Sifting all these developments and trends together we find a mosaic of spirituality sitting amidst multi-media formats and channels/means of distribution.
A dumbed-down and distorted Christianity
The tendency has been to produce a generation of Christians (young and old) whose doctrines might be defined more by popular fiction – in turn driven more by commercial motives – than an overarching need to define, convey and preserve God’s Truth.
Christians are now doing even doing ‘Bible’ studies on novels and church-growth philosophies.
The Shack – a fiction embodying profound truth or very subtle deception?
There are terabytes of eulogies on the web and much written elsewhere about the Shack; and the book itself has achieved cult status, topping the best-sellers lists – not least because of the carefully written (consumer/network marketing) advice contained as appendices within the book.
As I have only managed to skim-read the book – albeit cover to cover, I would prefer (for the moment at least) just to provide links to a range of different opinions on the Shack. (And a ringing commendation from the Evangelical Alliance adds greatly to either the book’s credentials or, alternatively, illustrates the profound levels of deception around the place.) However the 'feel' of the book is that it sends out a highly-emotive 'pull' which tends to deaden the readers critical (discerning) faculties. This book– if it is to be read at all – should be approached with ones 'Berean' sensors on high alert. And for the (spiritually) young or emotionally vulnerable Christian there should be a 'Highly Dangerous' rating applied. Needless to say for the reader with no knowledge of Christian doctrine, the picture painted of the Trinity is of 'pie in the sky when you die' variety.
The key questions are who and what can we trust; and are we prepared to ‘be Bereans’ – mining the riches of God’s word; or are we content to surf the candyfloss world of easy-reads with all the attendant risks involved?
The Shack, a list of review articles (Tim Challis website)

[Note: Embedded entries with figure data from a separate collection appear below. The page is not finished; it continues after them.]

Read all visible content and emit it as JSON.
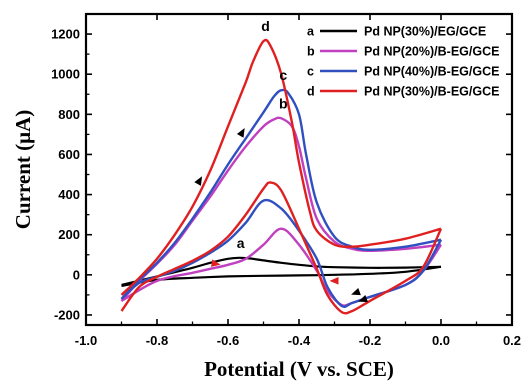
{
  "chart_data": {
    "type": "line",
    "title": "",
    "xlabel": "Potential (V vs. SCE)",
    "ylabel": "Current (μA)",
    "xlim": [
      -1.0,
      0.2
    ],
    "ylim": [
      -250,
      1300
    ],
    "xticks": [
      -1.0,
      -0.8,
      -0.6,
      -0.4,
      -0.2,
      0.0,
      0.2
    ],
    "xtick_labels": [
      "-1.0",
      "-0.8",
      "-0.6",
      "-0.4",
      "-0.2",
      "0.0",
      "0.2"
    ],
    "yticks": [
      -200,
      0,
      200,
      400,
      600,
      800,
      1000,
      1200
    ],
    "ytick_labels": [
      "-200",
      "0",
      "200",
      "400",
      "600",
      "800",
      "1000",
      "1200"
    ],
    "legend_position": "top-right",
    "series": [
      {
        "name": "Pd NP(30%)/EG/GCE",
        "letter": "a",
        "color": "#000000",
        "forward": {
          "x": [
            -0.9,
            -0.8,
            -0.7,
            -0.65,
            -0.6,
            -0.57,
            -0.54,
            -0.5,
            -0.45,
            -0.4,
            -0.35,
            -0.3,
            -0.2,
            -0.1,
            0.0
          ],
          "y": [
            -50,
            -8,
            35,
            60,
            80,
            85,
            82,
            72,
            60,
            50,
            42,
            38,
            35,
            36,
            40
          ]
        },
        "backward": {
          "x": [
            0.0,
            -0.1,
            -0.2,
            -0.3,
            -0.4,
            -0.5,
            -0.6,
            -0.7,
            -0.8,
            -0.9
          ],
          "y": [
            40,
            15,
            5,
            0,
            -3,
            -5,
            -8,
            -15,
            -25,
            -55
          ]
        }
      },
      {
        "name": "Pd NP(20%)/B-EG/GCE",
        "letter": "b",
        "color": "#c040c0",
        "forward": {
          "x": [
            -0.9,
            -0.85,
            -0.8,
            -0.75,
            -0.7,
            -0.65,
            -0.6,
            -0.55,
            -0.5,
            -0.47,
            -0.45,
            -0.42,
            -0.4,
            -0.38,
            -0.35,
            -0.3,
            -0.25,
            -0.2,
            -0.1,
            0.0
          ],
          "y": [
            -130,
            -30,
            55,
            150,
            270,
            390,
            520,
            640,
            740,
            775,
            780,
            740,
            640,
            480,
            280,
            165,
            130,
            120,
            130,
            150
          ]
        },
        "backward": {
          "x": [
            0.0,
            -0.05,
            -0.1,
            -0.2,
            -0.25,
            -0.28,
            -0.32,
            -0.35,
            -0.4,
            -0.45,
            -0.5,
            -0.55,
            -0.6,
            -0.65,
            -0.7,
            -0.8,
            -0.9
          ],
          "y": [
            150,
            20,
            -50,
            -110,
            -140,
            -150,
            -80,
            20,
            150,
            230,
            150,
            80,
            50,
            30,
            10,
            -30,
            -130
          ]
        }
      },
      {
        "name": "Pd NP(40%)/B-EG/GCE",
        "letter": "c",
        "color": "#3050c0",
        "forward": {
          "x": [
            -0.9,
            -0.85,
            -0.8,
            -0.75,
            -0.7,
            -0.65,
            -0.6,
            -0.55,
            -0.5,
            -0.47,
            -0.45,
            -0.43,
            -0.4,
            -0.38,
            -0.35,
            -0.3,
            -0.25,
            -0.2,
            -0.1,
            0.0
          ],
          "y": [
            -120,
            -25,
            60,
            160,
            280,
            410,
            550,
            680,
            810,
            890,
            920,
            905,
            800,
            600,
            360,
            190,
            140,
            125,
            140,
            175
          ]
        },
        "backward": {
          "x": [
            0.0,
            -0.05,
            -0.1,
            -0.2,
            -0.25,
            -0.28,
            -0.32,
            -0.35,
            -0.4,
            -0.45,
            -0.5,
            -0.55,
            -0.6,
            -0.65,
            -0.7,
            -0.75,
            -0.8,
            -0.85,
            -0.9
          ],
          "y": [
            175,
            20,
            -50,
            -110,
            -140,
            -155,
            -60,
            80,
            220,
            330,
            370,
            260,
            170,
            110,
            60,
            20,
            -10,
            -40,
            -120
          ]
        }
      },
      {
        "name": "Pd NP(30%)/B-EG/GCE",
        "letter": "d",
        "color": "#e02020",
        "forward": {
          "x": [
            -0.9,
            -0.85,
            -0.8,
            -0.75,
            -0.7,
            -0.65,
            -0.6,
            -0.55,
            -0.53,
            -0.5,
            -0.48,
            -0.45,
            -0.42,
            -0.4,
            -0.37,
            -0.35,
            -0.3,
            -0.25,
            -0.2,
            -0.1,
            0.0
          ],
          "y": [
            -100,
            -15,
            80,
            200,
            340,
            520,
            740,
            960,
            1060,
            1165,
            1140,
            1000,
            760,
            560,
            320,
            220,
            150,
            140,
            150,
            180,
            230
          ]
        },
        "backward": {
          "x": [
            0.0,
            -0.05,
            -0.1,
            -0.2,
            -0.25,
            -0.28,
            -0.32,
            -0.35,
            -0.4,
            -0.45,
            -0.48,
            -0.5,
            -0.55,
            -0.6,
            -0.65,
            -0.7,
            -0.75,
            -0.8,
            -0.85,
            -0.9
          ],
          "y": [
            230,
            40,
            -30,
            -130,
            -180,
            -185,
            -100,
            30,
            230,
            420,
            460,
            430,
            300,
            190,
            120,
            70,
            30,
            -10,
            -60,
            -180
          ]
        }
      }
    ]
  }
}
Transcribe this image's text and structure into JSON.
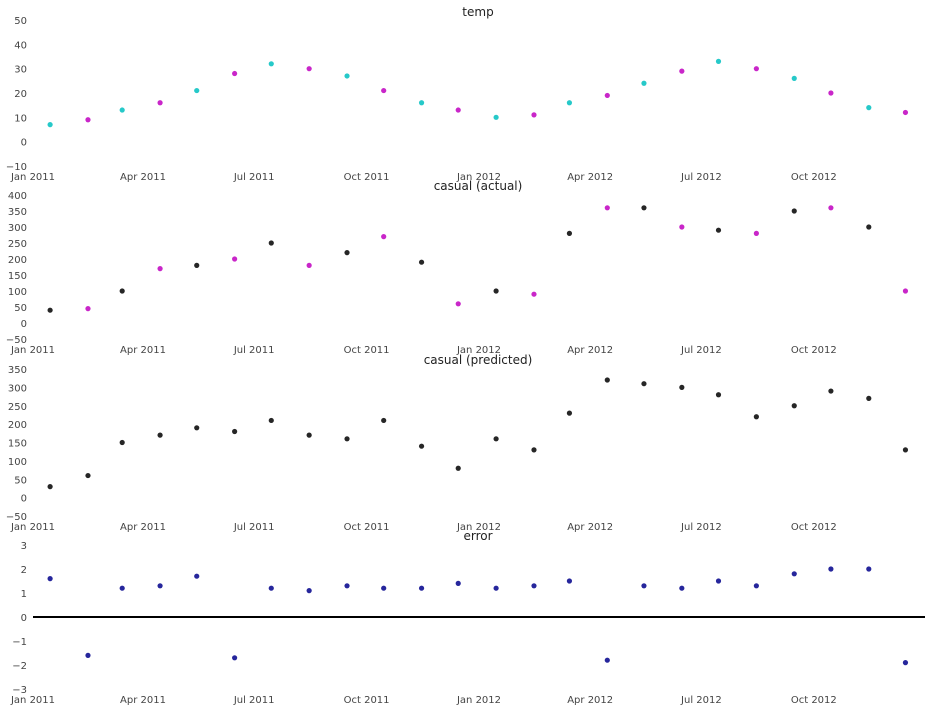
{
  "colors": {
    "cyan": "#00bfbf",
    "magenta": "#bf00bf",
    "black": "#000000",
    "navy": "#00008b",
    "tick": "#444444"
  },
  "x_axis": {
    "range": [
      "2011-01-01",
      "2012-12-31"
    ],
    "ticks": [
      {
        "date": "2011-01-01",
        "label": "Jan 2011"
      },
      {
        "date": "2011-04-01",
        "label": "Apr 2011"
      },
      {
        "date": "2011-07-01",
        "label": "Jul 2011"
      },
      {
        "date": "2011-10-01",
        "label": "Oct 2011"
      },
      {
        "date": "2012-01-01",
        "label": "Jan 2012"
      },
      {
        "date": "2012-04-01",
        "label": "Apr 2012"
      },
      {
        "date": "2012-07-01",
        "label": "Jul 2012"
      },
      {
        "date": "2012-10-01",
        "label": "Oct 2012"
      }
    ]
  },
  "chart_data": [
    {
      "type": "scatter",
      "title": "temp",
      "ylim": [
        -10,
        50
      ],
      "yticks": [
        -10,
        0,
        10,
        20,
        30,
        40,
        50
      ],
      "grid": false,
      "point_colors": [
        "cyan",
        "magenta"
      ],
      "x": [
        "2011-01-15",
        "2011-02-15",
        "2011-03-15",
        "2011-04-15",
        "2011-05-15",
        "2011-06-15",
        "2011-07-15",
        "2011-08-15",
        "2011-09-15",
        "2011-10-15",
        "2011-11-15",
        "2011-12-15",
        "2012-01-15",
        "2012-02-15",
        "2012-03-15",
        "2012-04-15",
        "2012-05-15",
        "2012-06-15",
        "2012-07-15",
        "2012-08-15",
        "2012-09-15",
        "2012-10-15",
        "2012-11-15",
        "2012-12-15"
      ],
      "series": [
        {
          "values": [
            7,
            9,
            13,
            16,
            21,
            28,
            32,
            30,
            27,
            21,
            16,
            13,
            10,
            11,
            16,
            19,
            24,
            29,
            33,
            30,
            26,
            20,
            14,
            12
          ]
        }
      ]
    },
    {
      "type": "scatter",
      "title": "casual (actual)",
      "ylim": [
        -50,
        400
      ],
      "yticks": [
        -50,
        0,
        50,
        100,
        150,
        200,
        250,
        300,
        350,
        400
      ],
      "grid": false,
      "point_colors": [
        "black",
        "magenta"
      ],
      "x": [
        "2011-01-15",
        "2011-02-15",
        "2011-03-15",
        "2011-04-15",
        "2011-05-15",
        "2011-06-15",
        "2011-07-15",
        "2011-08-15",
        "2011-09-15",
        "2011-10-15",
        "2011-11-15",
        "2011-12-15",
        "2012-01-15",
        "2012-02-15",
        "2012-03-15",
        "2012-04-15",
        "2012-05-15",
        "2012-06-15",
        "2012-07-15",
        "2012-08-15",
        "2012-09-15",
        "2012-10-15",
        "2012-11-15",
        "2012-12-15"
      ],
      "series": [
        {
          "values": [
            40,
            45,
            100,
            170,
            180,
            200,
            250,
            180,
            220,
            270,
            190,
            60,
            100,
            90,
            280,
            360,
            360,
            300,
            290,
            280,
            350,
            360,
            300,
            100
          ]
        }
      ]
    },
    {
      "type": "scatter",
      "title": "casual (predicted)",
      "ylim": [
        -50,
        350
      ],
      "yticks": [
        -50,
        0,
        50,
        100,
        150,
        200,
        250,
        300,
        350
      ],
      "grid": false,
      "point_colors": [
        "black"
      ],
      "x": [
        "2011-01-15",
        "2011-02-15",
        "2011-03-15",
        "2011-04-15",
        "2011-05-15",
        "2011-06-15",
        "2011-07-15",
        "2011-08-15",
        "2011-09-15",
        "2011-10-15",
        "2011-11-15",
        "2011-12-15",
        "2012-01-15",
        "2012-02-15",
        "2012-03-15",
        "2012-04-15",
        "2012-05-15",
        "2012-06-15",
        "2012-07-15",
        "2012-08-15",
        "2012-09-15",
        "2012-10-15",
        "2012-11-15",
        "2012-12-15"
      ],
      "series": [
        {
          "values": [
            30,
            60,
            150,
            170,
            190,
            180,
            210,
            170,
            160,
            210,
            140,
            80,
            160,
            130,
            230,
            320,
            310,
            300,
            280,
            220,
            250,
            290,
            270,
            130
          ]
        }
      ]
    },
    {
      "type": "scatter",
      "title": "error",
      "ylim": [
        -3,
        3
      ],
      "yticks": [
        -3,
        -2,
        -1,
        0,
        1,
        2,
        3
      ],
      "grid": false,
      "point_colors": [
        "navy"
      ],
      "hline": 0,
      "x": [
        "2011-01-15",
        "2011-02-15",
        "2011-03-15",
        "2011-04-15",
        "2011-05-15",
        "2011-06-15",
        "2011-07-15",
        "2011-08-15",
        "2011-09-15",
        "2011-10-15",
        "2011-11-15",
        "2011-12-15",
        "2012-01-15",
        "2012-02-15",
        "2012-03-15",
        "2012-04-15",
        "2012-05-15",
        "2012-06-15",
        "2012-07-15",
        "2012-08-15",
        "2012-09-15",
        "2012-10-15",
        "2012-11-15",
        "2012-12-15"
      ],
      "series": [
        {
          "values": [
            1.6,
            -1.6,
            1.2,
            1.3,
            1.7,
            -1.7,
            1.2,
            1.1,
            1.3,
            1.2,
            1.2,
            1.4,
            1.2,
            1.3,
            1.5,
            -1.8,
            1.3,
            1.2,
            1.5,
            1.3,
            1.8,
            2.0,
            2.0,
            -1.9
          ]
        }
      ]
    }
  ]
}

The Shack; a Recommendation and Review by InternetMonk
The Shack: the new Pilgrim’s Progress? by David Robertson, St Peter’s Church, Dundee
The Shack, a review by the Evangelical Alliance
The Shack, an initial (lengthy) review by James B DeYoung
Revisiting the Shack, a (shorter) subsequent review by James B DeYoung
The advice printed at the back of the book urge readers to promote the novel every which way; and provides a list of instructions and some of the tools to do so.
A positive interpretation of this might argue that the author/publishers are making every effort to evangelise using the book as a tool in that process.
A different view might suggest that Christians are (unwittingly) absorbing lies themselves, and spending their money to further disseminate the errors, whilst also making megabucks for the author/publishers.
Meanwhile a non-Christian but 'spiritual' viewer of the most recent Harry Potter film has described the latter as 'very dark'. Meanwhile the Roman Catholic Church seems to be double-minded about the genre. (See view in 2005 and alternative view in 2009.)